Jin-woo no apareció. El jardín de Namsan se desvaneció. En su lugar, la oscuridad de mi cuarto se transformó en la habitación de las fotos. No era una observadora. Estaba allí, en la esquina, invisible. Veía al joven Kim Ji-hoon y a la chica rubia de las fotos del profesor. No hablaban. El único sonido era el de la respiración, el del roce de la sábana. Él se acercó a ella, y su mano, con la misma lentitud con la que había dibujado la manzana magullada, trazó la línea de su clavícula. Vi cómo la piel de ella se erizaba, cómo su pecho se elevaba con una inhalación cortada. Y entonces, él se inclinó y besó ese punto, ese punto.

La fantasía ya no era mía. Me había secuestrado. Era vívida, sensorial, abrumadoramente real. Sentí el aire pesado en la habitación, olí a trementina y a sexo, oí el susurro de sus labios. Y mi propio cuerpo reaccionó. Un calor se extendió desde mi estómago hasta mis piernas, una pulsación húmeda y urgente que me hizo abrir los ojos de par en par.

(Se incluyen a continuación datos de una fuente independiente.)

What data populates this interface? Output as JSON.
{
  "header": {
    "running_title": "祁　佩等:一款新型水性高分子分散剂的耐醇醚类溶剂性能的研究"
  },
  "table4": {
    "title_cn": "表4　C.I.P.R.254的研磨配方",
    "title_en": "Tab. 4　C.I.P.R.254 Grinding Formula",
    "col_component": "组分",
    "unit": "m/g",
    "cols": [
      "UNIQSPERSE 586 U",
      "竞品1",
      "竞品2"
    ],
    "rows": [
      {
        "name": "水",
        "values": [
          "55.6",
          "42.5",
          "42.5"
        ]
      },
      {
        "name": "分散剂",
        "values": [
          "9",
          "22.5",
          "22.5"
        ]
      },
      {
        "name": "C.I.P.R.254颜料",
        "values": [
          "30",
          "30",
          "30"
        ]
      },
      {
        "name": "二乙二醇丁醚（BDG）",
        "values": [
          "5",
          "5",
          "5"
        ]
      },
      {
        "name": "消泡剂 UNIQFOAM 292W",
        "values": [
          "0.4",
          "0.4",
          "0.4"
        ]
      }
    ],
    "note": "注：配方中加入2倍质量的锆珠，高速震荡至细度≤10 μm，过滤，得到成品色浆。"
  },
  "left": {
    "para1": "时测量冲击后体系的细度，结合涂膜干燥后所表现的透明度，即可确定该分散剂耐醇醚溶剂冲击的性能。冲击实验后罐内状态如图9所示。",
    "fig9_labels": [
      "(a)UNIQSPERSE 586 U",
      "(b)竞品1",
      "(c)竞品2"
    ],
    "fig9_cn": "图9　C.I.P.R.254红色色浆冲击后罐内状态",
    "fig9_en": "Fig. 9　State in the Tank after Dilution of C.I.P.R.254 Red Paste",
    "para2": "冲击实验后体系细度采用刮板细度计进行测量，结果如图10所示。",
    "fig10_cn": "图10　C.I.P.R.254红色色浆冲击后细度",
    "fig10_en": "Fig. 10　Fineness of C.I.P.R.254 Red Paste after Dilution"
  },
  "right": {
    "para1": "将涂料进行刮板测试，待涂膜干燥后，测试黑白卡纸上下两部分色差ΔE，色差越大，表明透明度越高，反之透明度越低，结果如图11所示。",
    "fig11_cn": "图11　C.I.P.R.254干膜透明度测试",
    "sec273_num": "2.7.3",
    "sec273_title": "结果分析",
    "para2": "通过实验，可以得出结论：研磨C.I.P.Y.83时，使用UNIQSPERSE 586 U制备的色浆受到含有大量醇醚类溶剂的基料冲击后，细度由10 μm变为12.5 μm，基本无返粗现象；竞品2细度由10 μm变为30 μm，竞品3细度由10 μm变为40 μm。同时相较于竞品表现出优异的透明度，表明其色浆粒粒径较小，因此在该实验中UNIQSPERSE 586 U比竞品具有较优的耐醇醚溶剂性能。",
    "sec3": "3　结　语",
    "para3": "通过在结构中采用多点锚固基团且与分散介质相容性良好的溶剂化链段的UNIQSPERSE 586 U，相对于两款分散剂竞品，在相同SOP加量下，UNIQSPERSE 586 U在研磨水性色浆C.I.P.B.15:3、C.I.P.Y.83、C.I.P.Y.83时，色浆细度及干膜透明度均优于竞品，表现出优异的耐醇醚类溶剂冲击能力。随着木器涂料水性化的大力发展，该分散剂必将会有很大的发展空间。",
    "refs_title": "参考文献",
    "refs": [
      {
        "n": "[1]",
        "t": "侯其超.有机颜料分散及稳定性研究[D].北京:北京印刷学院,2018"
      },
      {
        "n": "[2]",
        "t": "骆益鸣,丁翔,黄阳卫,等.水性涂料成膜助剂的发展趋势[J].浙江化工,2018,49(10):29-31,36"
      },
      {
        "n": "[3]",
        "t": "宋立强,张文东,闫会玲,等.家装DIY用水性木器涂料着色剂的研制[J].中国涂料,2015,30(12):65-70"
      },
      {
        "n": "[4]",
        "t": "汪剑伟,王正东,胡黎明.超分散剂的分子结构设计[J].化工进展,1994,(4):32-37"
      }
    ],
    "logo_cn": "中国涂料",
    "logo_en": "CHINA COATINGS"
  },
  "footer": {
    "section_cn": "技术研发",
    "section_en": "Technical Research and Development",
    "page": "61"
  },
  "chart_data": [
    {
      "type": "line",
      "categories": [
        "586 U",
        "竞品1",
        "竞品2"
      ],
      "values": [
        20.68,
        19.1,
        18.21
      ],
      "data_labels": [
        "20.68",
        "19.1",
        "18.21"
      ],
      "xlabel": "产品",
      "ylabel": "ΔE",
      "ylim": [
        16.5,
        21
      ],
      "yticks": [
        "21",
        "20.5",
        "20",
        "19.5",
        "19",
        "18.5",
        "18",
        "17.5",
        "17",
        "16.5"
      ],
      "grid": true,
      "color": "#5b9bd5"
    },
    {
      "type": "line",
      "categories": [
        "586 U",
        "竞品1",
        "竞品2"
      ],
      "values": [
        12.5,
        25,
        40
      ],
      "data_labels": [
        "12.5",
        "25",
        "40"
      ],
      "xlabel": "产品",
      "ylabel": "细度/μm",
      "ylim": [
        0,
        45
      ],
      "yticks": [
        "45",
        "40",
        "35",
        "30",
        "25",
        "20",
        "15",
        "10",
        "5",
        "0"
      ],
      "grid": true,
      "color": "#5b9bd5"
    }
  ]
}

Me miré las manos, como si no me pertenecieran. Y entonces, sin pensarlo, las deslicé bajo las sábanas, hacia el calor que se había acumulado entre mis piernas.

Por primera vez, mi fantasía no era una evasión. Era un deseo. Un deseo crudo, real, que se había apoderado de mí. Y mientras mis dedos encontraban mi propio ritmo, mientras mi respiración se convertía en un jadeo ahogado, no pensé en Jin-woo ni en jardines secretos. Pensé en la piel sobre la piel, en la luz del atardecer sobre un torso desnudo, en la verdad robada al silencio. Pensé en él. Y cuando el clímax me sacudió, no fue con la dulzura de un amor idealizado, sino con la violencia de una verdad que, una vez vista, no puede ser olvidada.